Lawrow: Russland hat den USA konkreten Friedensplan zu Syrien vorgelegt, wir warten noch auf Antwort

Lawrow: Russland hat den USA konkreten Friedensplan zu Syrien vorgelegt, wir warten noch auf Antwort
Der russische Außenminister Sergej Lawrow hat bekannt gegeben, dass die USA einen „konkreten“ Plan, ausgearbeitet in Moskau, studieren würden, um den Krieg in Syrien perspektivisch zu beenden. Gleichzeitig drückte der russische Chef-Diplomat seine Besorgnis aus, dass die westliche Rhetorik hinsichtlich der humanitären Katastrophe im Grunde dazu diene, eine Lösung der Syrien-Krise zu sabotieren.

„Bei unseren Kontakten mit Washington haben wir einen sehr konkreten Plan vorgeschlagen, den sie nun überprüfen. Ich hoffe, dass für die einfachen Vorschläge, die der Plan formuliert, Washington nicht zu lange braucht, um über diese nachzudenken.“

So Lawrow im Gespräch mit der russischen Tageszeitung MK und verwies zudem darauf, dass er zum gegenwärtigen Zeitpunkt nicht bereit sei, weitere Details zu offenbaren.

Britische Soldaten bei der Militärübung

Mit Blick auf westliche Reaktionen hinsichtlich der entstehenden humanitären Schieflage in Nordsyrien sagte der russische Außenminister:

„Sie haben versucht, die humanitäre Situation in Syrien als Vorbedingung für politische Konzessionen zu nutzen, bevor sie auch nur irgendwelche sinnvollen Gespräche starteten.“

Er fügte hinzu, dass Russland beschuldigt wurde, die Situation im Land zu verschlimmern, da es Luftkampagnen gegen terroristische Gruppen in Syrien führe.

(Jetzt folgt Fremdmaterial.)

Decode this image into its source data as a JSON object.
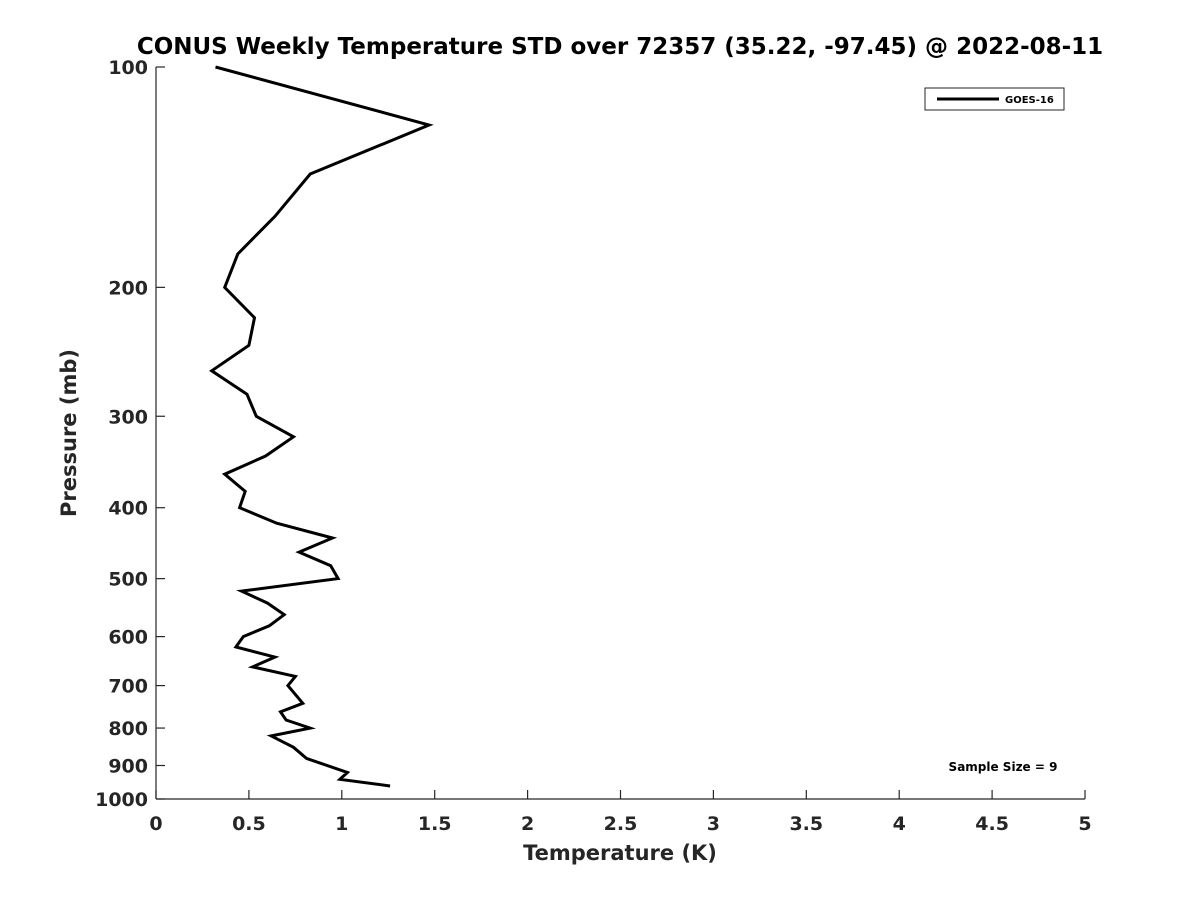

Russland musste sich überdies vor der UN rechtfertigen, ob die russischen Luftschläge der Grund für die humanitäre Katastrophe in Syrien seien.

Nicht zuletzt wurden die Spannungen mit Russland erhöht, als selektive und lückenhafte Berichte über die humanitäre Katastrophe in der westlichen Presse auftauchten. Lawrow kommentierte:

„Wie lange kann man nur über 40.000 Zivilisten berichten, die in Madaya abgeschnitten von Lebensmittelversorgung, Medizin und anderen Notwendigkeiten sind, weil sie von Regierungstruppen eingekesselt sind. Und zur gleichen Zeit haben sie ein blindes Auge für die 200.000 Menschen, die vom Islamischen Staat in der Stadt Deir ez-Zor eingeschlossen sind.“

In Deir ez-Zor, eine Stadt in Ost-Syrien, befindet sich eine Enklave, die von Regierungstruppen gehalten und von der IS-Terrormiliz seit langem eingekreist wird. Im Januar begann das russische Verteidigungsministerium, die eingeschlossene Bevölkerung und die Regierungssoldaten mit Hilfsgütern zu beliefern.

„Wir begannen, von der syrischen Luftwaffe unterstützt, humanitäre Hilfen aus der Luft solchen [belagerten] Siedlungen zukommen zu lassen. Wir wurden auf der Stelle dafür kritisiert, Hilfslieferungen blind abzuwerfen, ohne Garantien, dass diese Hilfe auf dem Boden in sichere Hände gelangen. Man kann jeden Grund für Anschuldigungen erfinden“, bemerkte der russische Außenminister.

Nach einem Telefongespräch vergangene Woche einigten sich Lawrow und sein US-amerikanischer Amtskollege Kerry schließlich darauf, zu einer Tagung der „International Syria Support Group“ (ISSG) in München am 11. Februar zusammenzutreffen.

Beide Top-Diplomaten drängten die Regierung Baschar al-Assads und die Opposition dazu, „den Zugang von humanitären Lieferungen in die Regionen sicherzustellen, wo Lieferungen von jedweder Seite blockiert werden“, teilte das russische Außenministerium mit. Es fügte hinzu, dass Washington und Moskau nach Möglichkeiten Ausschau halten, ihre Aktionen bei der Sicherstellung von humanitärer Sicherheit in bestimmten Regionen Syriens zu koordinieren.